它在某些情况下效果很好,但在某些情况下会导致数学错误,如果我们看到下面的情况,这是可以理解的。

逻辑回归中的成本函数是 -( ylog(predicted) + (1-y)log(1-predicted))

当预测为 1 时会发生什么?代码失败,因为它试图计算未定义的 log(1-1) = log(0)。明确地,我们在 python 中得到了这个错误

ValueError('数学域错误')

请帮助我了解如何防止这种情况。

代码如下:

from numpy.random import RandomState

import pandas as panda
import matplotlib.pyplot as plot 
import random
from math import sqrt, exp, log
remote_location = 'https://archive.ics.uci.edu/ml/machine-learning-databases/iris/iris.data'

def standard_deviation(values):
    average = sum(values) / len(values)

    variance = sum([(average - i)**2/len(values) for i in values])

    return sqrt(variance)


class LogisticRegression(object):

    def __init__(self, epochs, learning_rate, _x_training_set, _y_training_set, standardize = False, random_state = None):
        self.epochs = epochs
        self.learning_rate = learning_rate
        self.standardize = standardize        
        self._x_training_set = _x_training_set
        self._y_training_set = _y_training_set
        self.number_of_training_set = len(self._y_training_set)
        self.weights = []      
        self.random_state = RandomState(random_state if random_state else 1)
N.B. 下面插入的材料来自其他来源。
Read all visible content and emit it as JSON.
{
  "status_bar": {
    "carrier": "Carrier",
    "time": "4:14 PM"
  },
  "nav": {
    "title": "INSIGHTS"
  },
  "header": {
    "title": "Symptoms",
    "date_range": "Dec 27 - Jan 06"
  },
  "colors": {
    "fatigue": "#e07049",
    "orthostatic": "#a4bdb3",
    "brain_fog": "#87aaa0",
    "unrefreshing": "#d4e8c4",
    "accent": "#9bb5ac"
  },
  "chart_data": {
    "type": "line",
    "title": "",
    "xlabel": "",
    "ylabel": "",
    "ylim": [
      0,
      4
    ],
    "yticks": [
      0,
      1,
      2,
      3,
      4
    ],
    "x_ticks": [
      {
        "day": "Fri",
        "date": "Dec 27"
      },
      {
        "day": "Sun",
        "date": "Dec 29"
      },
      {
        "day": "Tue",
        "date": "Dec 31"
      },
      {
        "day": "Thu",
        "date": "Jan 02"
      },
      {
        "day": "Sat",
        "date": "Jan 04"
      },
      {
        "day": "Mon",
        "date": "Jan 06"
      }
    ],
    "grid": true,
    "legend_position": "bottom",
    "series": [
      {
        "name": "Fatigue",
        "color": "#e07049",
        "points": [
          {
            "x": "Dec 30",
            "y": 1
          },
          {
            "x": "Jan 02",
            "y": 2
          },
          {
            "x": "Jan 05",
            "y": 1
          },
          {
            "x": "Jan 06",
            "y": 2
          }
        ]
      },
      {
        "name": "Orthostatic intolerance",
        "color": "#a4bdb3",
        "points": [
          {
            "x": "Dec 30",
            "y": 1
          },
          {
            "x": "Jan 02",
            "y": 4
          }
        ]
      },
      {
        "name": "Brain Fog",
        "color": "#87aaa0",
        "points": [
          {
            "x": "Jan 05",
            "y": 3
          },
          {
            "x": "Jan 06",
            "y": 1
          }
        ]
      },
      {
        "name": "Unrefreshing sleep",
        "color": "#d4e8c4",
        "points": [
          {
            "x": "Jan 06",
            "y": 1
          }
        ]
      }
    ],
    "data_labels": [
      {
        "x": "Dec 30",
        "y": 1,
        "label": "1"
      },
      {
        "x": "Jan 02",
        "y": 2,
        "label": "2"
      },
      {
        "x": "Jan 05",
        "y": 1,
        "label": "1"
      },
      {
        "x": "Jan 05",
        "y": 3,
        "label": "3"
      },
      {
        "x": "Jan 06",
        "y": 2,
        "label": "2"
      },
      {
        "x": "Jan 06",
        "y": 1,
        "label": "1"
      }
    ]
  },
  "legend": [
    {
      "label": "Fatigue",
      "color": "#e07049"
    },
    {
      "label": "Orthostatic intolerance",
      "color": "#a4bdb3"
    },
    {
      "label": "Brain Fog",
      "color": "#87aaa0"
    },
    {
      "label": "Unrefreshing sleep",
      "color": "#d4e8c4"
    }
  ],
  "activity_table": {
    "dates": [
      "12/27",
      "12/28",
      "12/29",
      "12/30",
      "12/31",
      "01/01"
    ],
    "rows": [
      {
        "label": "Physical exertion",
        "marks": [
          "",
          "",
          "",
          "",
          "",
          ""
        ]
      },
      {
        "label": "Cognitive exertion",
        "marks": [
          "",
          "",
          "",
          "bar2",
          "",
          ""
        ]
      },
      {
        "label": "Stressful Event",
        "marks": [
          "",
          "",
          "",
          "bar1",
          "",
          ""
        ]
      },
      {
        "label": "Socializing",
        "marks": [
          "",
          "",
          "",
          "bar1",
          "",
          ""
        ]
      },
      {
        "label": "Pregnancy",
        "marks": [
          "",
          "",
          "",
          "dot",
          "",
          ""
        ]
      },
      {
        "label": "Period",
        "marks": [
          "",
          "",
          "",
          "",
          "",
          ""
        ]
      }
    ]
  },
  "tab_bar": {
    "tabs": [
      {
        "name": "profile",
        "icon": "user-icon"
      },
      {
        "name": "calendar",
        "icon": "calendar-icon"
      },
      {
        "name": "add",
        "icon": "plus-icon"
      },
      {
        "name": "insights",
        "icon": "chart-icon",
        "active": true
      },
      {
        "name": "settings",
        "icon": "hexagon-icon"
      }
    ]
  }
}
    def standardizeInputData(self):
        """

        Standardizing of feature set means substracting the mean of
        each training sample from the feature value and dividing it by
        the standard deviation

        1. take average of j features from i th training sample . say avg
        2. calculate the variance of each j feature
        3. variance(j) = (avg - x(j))**2/len(features)
        4. standard deviation of x(j) = sq rt(variance(j))

        so standardized(x(j)) = x(j) - avg / standard deviation(x(j))

        """
        temp = []

        for i in range(len(self._x_training_set)):

            mean = sum(self._x_training_set[i])/ len(self._x_training_set[i])
            std_deviation = standard_deviation(self._x_training_set[i])
            temp.append([ (j - mean)/std_deviation for j in self._x_training_set[i]])            

        return temp

    def setup(self):

        if self.standardize:
            self._x_training_set = self.standardizeInputData()

        self.initialize_weights(len(self._x_training_set[0]) + 1)

    def initialize_weights(self, number_of_weights):

        self.weights = list(self.random_state.normal(loc = 0.0, scale = 0.01, size = len(self._x_training_set[0]) + 1))

    def learn(self):

        self.setup() 
        epoch_data = {}
        error = 0

        for epoch in range(self.epochs):

            cost =0 

            for i in range(self.number_of_training_set):
                _x = self._x_training_set[i]
                _desired = self._y_training_set[i]
                _weight = self.weights

                weighted_sum = _weight[0] + sum([_weight[j+1] * _x[j] for j in range(len(_x))])

                guess = 1 / ( 1 + exp(- weighted_sum))

                error = _desired - guess 

                ## i am going to reset all the weights
                if error!= 0 :

                    ## resetting the bias unit
                    self.weights[0] = error * self.learning_rate
                    self.weights[1:] =[self.weights[j+1] + error * self.learning_rate * _x[j] \
                                            for j in range(len(_x))]

                    ## cost entropy loss function
                    cost+= - ( _desired * log(guess) + (1 - _desired) *log(1-guess))

            #saving error at the end of the training set        
            epoch_data[epoch] = cost ##summation of all such y predictions for a training set

        print(epoch_data)

    def predict(self, _x_test_data):
        """

            Given algorithm has been trained using the #learn method
            this method will predict the y values based on the last
            values calculated for weights. This is because
            by the end of the learn method, algorithm has already
            converged as close to 0 error as it can
        """
        prediction = []

        for i in range(len(_x_test_data)):

            weighted_sum = self.weights[0] +  \
                    sum([self.weights[j+1] * _x_test_data[i][j] \
                        for j in range(len(_x_test_data[i]))])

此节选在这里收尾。